Our stove-top is on an island in the middle of the kitchen. It has a vent-a-hood, but instead of being over the stove, it pops up out of the island behind the stove. The circuit board in it went out 6 years or more ago, and I wired a radio shack push-button to the up-down motor and a light switch to the fan motor and just put them in the cabinet space under the counter top. It works, but it is kinda annoying.
Well, I'm finally getting around to rebuilding the circuit board. I had a guy at work that knew electronics try to decipher the existing circuit for me. It seems that I thought he knew more than he did, as all he really did was trace the wires and tell me what some of the components were, not actually how the circuit was working. Basically, I could run the up-down motor without a problem; simple on-off and there are limit switches at the top and the bottom. But the fan has multiple speeds but only two wires. I didn't know how they set the speed on a fan without having a different wire for each speed, and that's what I needed to find out.
Luckily, just knowing the parts put me on the right track. Apparently, the on-off for both motors is controlled by a triac, one of the components that make up a solid-state relay, instead of using a mechanical relay. But since the triac isn't mechanical, it can be very quickly turned on and off repeatedly; in fact, turned on and off fast enough to chop a peak of the AC sine wave in half. This is called "phase control", in that you are controlling the speed of the fan by only allowing a certain percentage of the AC phase to get to the motor. (Solid-state relays are just as reliable for fast and frequent on-off cycles, but they are more expensive and often have circuitry built in to make sure they only turn on and off when the AC sine wave is crossing the zero line, preventing phase control.)
So that got me started in figuring out how to run the fan, and there are numerous examples out there of phase control. The other part of the circuit that I couldn't figure out, and that the guy at work had no idea about, was the power supply. There's no transformer on the old board, but it's powering microcontrollers and such, so I know it has a low-voltage DC side somewhere. But when you get on the forums and start asking about transformerless power supplies, the typical answer is something along the lines of "those things are inherently unsafe and will kill you, so we don't talk about them here". Again, I got lucky and ran across an application note put out by MicroChip that is exactly what I needed. I got that working, powered my circuit and programmed it and everything was going great, but my triacs weren't working on my AC lines. I could use them to modulate a DC line to flash an LED, but I couldn't get the AC line to go off at all. At first, I thought it was because I bought the wrong triac (I bought a standard one instead of a "logic sensitive" one) but when the new ones came in, they still didn't work.
And then, luck again. With all of the examples I had found, I had never come across a true full schematic for doing exactly what I wanted to do. But I had found a lot of information. One of the bits was that inductive loads, like fans and such, may require a special circuit to keep the back-flow from turning the triac back on when you try to turn it off.
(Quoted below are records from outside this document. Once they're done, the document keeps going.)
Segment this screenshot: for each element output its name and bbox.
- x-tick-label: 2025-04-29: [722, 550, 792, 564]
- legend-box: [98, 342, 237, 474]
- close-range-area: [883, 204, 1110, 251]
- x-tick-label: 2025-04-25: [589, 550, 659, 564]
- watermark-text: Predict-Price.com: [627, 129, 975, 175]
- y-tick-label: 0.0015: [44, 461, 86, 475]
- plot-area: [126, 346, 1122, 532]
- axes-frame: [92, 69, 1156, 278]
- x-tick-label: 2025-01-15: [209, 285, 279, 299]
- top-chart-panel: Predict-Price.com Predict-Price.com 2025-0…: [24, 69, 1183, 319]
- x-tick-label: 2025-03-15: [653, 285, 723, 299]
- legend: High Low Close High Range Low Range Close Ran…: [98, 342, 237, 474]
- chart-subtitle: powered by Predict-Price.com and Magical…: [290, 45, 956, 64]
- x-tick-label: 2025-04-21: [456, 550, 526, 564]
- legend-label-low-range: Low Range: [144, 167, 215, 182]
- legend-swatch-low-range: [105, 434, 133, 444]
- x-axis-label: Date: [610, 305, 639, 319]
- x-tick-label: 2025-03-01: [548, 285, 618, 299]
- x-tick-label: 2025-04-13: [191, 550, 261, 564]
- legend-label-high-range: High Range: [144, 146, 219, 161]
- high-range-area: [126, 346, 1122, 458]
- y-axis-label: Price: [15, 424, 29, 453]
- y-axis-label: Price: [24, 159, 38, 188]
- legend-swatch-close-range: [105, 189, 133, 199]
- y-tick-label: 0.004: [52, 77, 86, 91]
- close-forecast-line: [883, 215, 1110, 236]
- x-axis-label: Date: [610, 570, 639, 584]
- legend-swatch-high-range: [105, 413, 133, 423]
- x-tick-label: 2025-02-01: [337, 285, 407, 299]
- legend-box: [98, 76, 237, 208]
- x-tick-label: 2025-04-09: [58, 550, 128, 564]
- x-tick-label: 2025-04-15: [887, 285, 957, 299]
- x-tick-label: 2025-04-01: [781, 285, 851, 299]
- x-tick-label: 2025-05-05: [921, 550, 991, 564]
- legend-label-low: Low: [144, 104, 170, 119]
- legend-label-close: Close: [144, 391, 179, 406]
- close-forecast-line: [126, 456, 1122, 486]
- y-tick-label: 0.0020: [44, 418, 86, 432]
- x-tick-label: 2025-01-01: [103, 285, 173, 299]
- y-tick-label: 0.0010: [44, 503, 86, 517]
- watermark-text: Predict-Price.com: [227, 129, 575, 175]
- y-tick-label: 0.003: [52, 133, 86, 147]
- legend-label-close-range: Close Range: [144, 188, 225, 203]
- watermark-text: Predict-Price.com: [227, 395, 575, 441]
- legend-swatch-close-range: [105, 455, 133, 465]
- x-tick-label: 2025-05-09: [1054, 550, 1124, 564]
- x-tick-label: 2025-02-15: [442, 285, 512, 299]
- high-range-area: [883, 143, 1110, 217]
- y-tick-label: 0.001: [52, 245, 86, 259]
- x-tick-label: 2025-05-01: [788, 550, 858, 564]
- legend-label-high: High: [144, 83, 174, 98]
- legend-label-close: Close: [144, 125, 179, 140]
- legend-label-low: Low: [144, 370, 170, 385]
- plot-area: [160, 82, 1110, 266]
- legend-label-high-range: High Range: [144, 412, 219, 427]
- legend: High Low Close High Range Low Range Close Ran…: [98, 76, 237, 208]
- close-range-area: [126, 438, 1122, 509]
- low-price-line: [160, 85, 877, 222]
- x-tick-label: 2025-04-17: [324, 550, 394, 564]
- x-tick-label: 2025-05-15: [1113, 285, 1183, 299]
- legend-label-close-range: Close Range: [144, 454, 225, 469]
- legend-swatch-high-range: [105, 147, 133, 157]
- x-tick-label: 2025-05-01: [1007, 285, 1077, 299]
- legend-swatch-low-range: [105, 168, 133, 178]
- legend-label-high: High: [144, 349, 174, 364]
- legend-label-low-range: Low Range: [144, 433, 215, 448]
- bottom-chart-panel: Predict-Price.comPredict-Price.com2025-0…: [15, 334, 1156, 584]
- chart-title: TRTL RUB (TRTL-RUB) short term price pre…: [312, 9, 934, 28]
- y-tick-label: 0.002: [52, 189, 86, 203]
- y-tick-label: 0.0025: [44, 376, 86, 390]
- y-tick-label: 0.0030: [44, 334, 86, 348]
And another was that with resistive loads like light bulbs (or maybe both types), the phase control produces radio-frequency interference that needs to be filtered out. So I was doing a search for triacs and resistive loads and found another application note from Microchip, this one about using a triac; AN958: Low-Cost Electric Range Control Using a Triac. The circuits there use a transformerless power supply and use a triac to phase control a heating element.
Well, by golly, when I used their transistor driving circuit to drive the triac instead of trying to drive it straight off of the microchip, it worked like a charm. The little ac night-light I am using to test just politely flashes right along with my status LED with no problems. So now I have to build the zero-cross detection circuit and test it. That is giving me problems, but they should be coding related, not circuitry related. Of course, I decided to try and test it with a push button instead of actual AC input first just so I could make sure I had my interrupts right before I started worrying about timing, and that didn't work. I was thinking about it last night and I think I may have fried the pin on my microchip. I have the pin wired to ground through a pull-down resistor and then wired to +5 through the button. So it is truly grounded until you press it, and then pulled to positive when you push the button because the button circuit has less resistance than the ground circuit. In fact, no resistance. See, I didn't put a resistor in the positive-flow path at all, so I am wiring my pin straight to positive and giving it, in essence, infinite current. It is supposed to max at 25 milliamps, so unless it has internal protection, I may have burnt that pin out.
I'm going to move to a different pin and test with a proper current-limiting resistor this time and see if my code works. If it does, and still fails when I go back to my preferred pin, then it's fried. Luckilly, the PIC18F4520 that I am using has plenty of input pins I can use as interrupts, so I should still be good if I only fried one pin. And since it still flashes my LED and accepts programming, I know I didn't fry the entire thing.